Spark streaming is not really a real-time engine, it’s rather near real-time, as it uses mini-batching. That is, the data stream is divided into mini-batches, the size of the specified number of seconds and processed in parallel. For those familiar with concepts in Spark, a mini-batch is nothing but RDD . Storm is real real-time. Received events are processed immediately (although Storm can also be configured to mini-batching using Trident). In summary, the Storm is lower latency, and Spark is higher throughput. If you have a hard limit on latency, then you should choose Storm. For example, for security applications. Otherwise Spark will be more than enough. We have been using it for more than a month in production, with proper cluster tuning, it works like a clock. There is another opinion that Spark is more fault tolerant. However, in our opinion, it should be supplemented, Spark is more fault tolerant out of the box. With due desire and skill, and Storm can be brought to this level.

results


And the most important thing. Did it all make sense? Had Let's start with the quality of recommendations. We use the online quality metric, which we measure, whether the video actually viewed by the user was included in the list recommended by us and where it was located there. The distribution is as follows.

For personal recommendations only (item-item CF):



For only popular items (trending):



For hybrid recommendations (85% item-item CF and 15% trending):



This is the last option we use in production, since the metrics on it are maximal. That is, about 10% of the videos viewed by users, we recommend it in the first place! About 36% are in the top 100. If these numbers do not tell you anything, you can look at the distribution of popular videos. If we recommend only popular videos to the user, we will guess only 0.1% of all the videos he watched. Which, in turn, is also not bad when compared with the random distribution, where the probability of guessing any video will be equal to 1 / (1.26 million).

For greater clarity, below is a graph of our metrics:



Piece 12.02 from 14:00 to 15:30, where the most unsolved (red) is just testing recommendations with only trending items. Before that - item-item CF, and after - a hybrid model. As you can see, thanks to “realtime”, our recommendation system quickly adapts to the new configuration. By the way when you start the system from scratch, it goes to the above figures for half an hour.

Due to the transition from MongoDB to Aerospike, the average response time to a request for recommendation has fallen. Below is the moment of switching from the old engine to the new one:



As you can see, the response time fell about 5 times. Which is also pleasant, both for us and for the Rutube itself, because we don’t worry anymore about SLA :)

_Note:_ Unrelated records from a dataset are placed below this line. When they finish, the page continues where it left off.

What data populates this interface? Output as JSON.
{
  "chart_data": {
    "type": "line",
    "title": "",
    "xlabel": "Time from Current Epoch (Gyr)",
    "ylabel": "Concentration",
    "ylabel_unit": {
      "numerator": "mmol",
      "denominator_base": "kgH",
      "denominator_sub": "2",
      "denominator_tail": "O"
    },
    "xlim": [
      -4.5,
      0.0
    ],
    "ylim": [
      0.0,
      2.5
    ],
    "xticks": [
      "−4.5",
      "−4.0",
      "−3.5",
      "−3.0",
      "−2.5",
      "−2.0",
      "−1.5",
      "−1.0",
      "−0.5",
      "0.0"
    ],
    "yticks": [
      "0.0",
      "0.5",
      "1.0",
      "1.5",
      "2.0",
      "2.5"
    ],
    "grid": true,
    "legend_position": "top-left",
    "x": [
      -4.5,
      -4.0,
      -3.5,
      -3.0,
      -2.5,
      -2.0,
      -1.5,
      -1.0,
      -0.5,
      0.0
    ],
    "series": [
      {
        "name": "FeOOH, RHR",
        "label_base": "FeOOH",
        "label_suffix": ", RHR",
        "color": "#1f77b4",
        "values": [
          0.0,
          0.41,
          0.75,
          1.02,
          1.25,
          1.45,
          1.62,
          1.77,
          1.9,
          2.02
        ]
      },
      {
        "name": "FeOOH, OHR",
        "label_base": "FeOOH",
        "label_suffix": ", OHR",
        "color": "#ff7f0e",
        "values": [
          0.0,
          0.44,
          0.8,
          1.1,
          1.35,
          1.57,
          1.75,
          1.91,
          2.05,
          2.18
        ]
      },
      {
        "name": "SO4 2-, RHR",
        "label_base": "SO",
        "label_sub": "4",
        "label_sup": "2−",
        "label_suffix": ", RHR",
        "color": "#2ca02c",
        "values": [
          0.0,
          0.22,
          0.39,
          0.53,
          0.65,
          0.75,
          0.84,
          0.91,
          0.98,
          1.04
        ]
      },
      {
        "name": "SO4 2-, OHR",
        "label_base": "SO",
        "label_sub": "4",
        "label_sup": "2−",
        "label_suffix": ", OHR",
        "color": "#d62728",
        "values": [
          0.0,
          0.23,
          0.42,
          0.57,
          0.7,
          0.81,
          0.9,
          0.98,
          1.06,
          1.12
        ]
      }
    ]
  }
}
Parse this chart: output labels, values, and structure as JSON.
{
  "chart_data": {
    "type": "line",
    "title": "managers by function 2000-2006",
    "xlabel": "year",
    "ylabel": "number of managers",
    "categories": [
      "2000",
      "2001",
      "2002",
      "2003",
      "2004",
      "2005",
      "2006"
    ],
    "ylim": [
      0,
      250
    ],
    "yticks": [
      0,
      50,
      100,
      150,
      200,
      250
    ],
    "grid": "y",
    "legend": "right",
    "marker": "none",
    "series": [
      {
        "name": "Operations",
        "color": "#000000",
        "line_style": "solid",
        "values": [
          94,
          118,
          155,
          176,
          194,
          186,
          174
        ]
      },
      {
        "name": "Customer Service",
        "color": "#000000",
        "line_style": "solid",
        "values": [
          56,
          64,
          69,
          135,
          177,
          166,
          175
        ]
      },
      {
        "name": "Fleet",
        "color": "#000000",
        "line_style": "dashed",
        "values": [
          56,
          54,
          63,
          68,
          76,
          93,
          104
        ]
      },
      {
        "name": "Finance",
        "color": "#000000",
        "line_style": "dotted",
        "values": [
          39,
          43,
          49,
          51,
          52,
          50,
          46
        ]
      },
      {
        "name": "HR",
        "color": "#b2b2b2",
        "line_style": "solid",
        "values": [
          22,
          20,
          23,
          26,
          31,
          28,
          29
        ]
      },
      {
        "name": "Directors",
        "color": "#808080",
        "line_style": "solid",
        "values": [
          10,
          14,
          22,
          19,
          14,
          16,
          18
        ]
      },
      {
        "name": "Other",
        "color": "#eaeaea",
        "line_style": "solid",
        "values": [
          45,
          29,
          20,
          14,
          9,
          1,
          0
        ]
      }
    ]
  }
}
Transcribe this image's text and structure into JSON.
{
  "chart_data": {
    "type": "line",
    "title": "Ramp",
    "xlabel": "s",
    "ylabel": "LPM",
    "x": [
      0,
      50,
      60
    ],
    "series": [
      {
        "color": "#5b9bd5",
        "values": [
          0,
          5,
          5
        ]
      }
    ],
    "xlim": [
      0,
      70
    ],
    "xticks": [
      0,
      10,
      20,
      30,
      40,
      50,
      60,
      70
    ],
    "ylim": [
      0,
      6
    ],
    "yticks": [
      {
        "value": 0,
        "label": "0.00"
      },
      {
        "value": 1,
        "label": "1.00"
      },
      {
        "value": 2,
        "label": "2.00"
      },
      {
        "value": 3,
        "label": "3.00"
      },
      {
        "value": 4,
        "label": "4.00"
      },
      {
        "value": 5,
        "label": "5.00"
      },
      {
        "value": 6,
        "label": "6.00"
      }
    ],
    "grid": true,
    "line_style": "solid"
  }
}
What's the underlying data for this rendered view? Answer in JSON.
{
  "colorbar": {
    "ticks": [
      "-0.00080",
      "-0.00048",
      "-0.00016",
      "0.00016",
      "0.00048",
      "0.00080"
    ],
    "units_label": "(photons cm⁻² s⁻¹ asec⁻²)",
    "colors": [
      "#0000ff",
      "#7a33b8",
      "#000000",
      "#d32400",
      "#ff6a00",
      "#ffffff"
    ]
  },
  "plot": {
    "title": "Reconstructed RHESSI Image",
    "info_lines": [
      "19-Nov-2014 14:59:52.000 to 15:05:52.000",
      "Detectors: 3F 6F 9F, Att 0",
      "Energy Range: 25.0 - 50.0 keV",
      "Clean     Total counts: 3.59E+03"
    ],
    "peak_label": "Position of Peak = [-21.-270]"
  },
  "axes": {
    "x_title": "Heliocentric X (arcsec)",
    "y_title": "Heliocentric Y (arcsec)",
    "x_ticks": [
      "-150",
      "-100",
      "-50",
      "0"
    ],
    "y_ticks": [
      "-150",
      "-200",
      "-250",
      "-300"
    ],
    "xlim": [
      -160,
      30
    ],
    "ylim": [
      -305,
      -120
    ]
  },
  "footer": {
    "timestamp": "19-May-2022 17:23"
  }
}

As for iron, we launched a new cluster (Cloudera) on 3 machines. While we have enough of this. The whole system is fault tolerant, therefore uptime is 99.9%. In addition to this comes the scalability: at any moment we can “plug in” new machines with a significant increase in the load on the cluster.

What's next



Now we are interested in 2 points: the weight of events (the beginning of viewing, viewing to the middle, pause, etc.) and the share of popular videos in issuing recommendations. Both those and other indicators were set up by an expert method, that is, “by eye” :) I would still like to determine the most effective indicators in both cases. Most likely, we will use the Metric Optimization Engine (MOE) . This is a framework for determining system parameters based on A / B testing. As soon as we get some interesting results, we will definitely write.

If you have any questions about the case and stream processing in general, ask in the comments, we will try to answer all.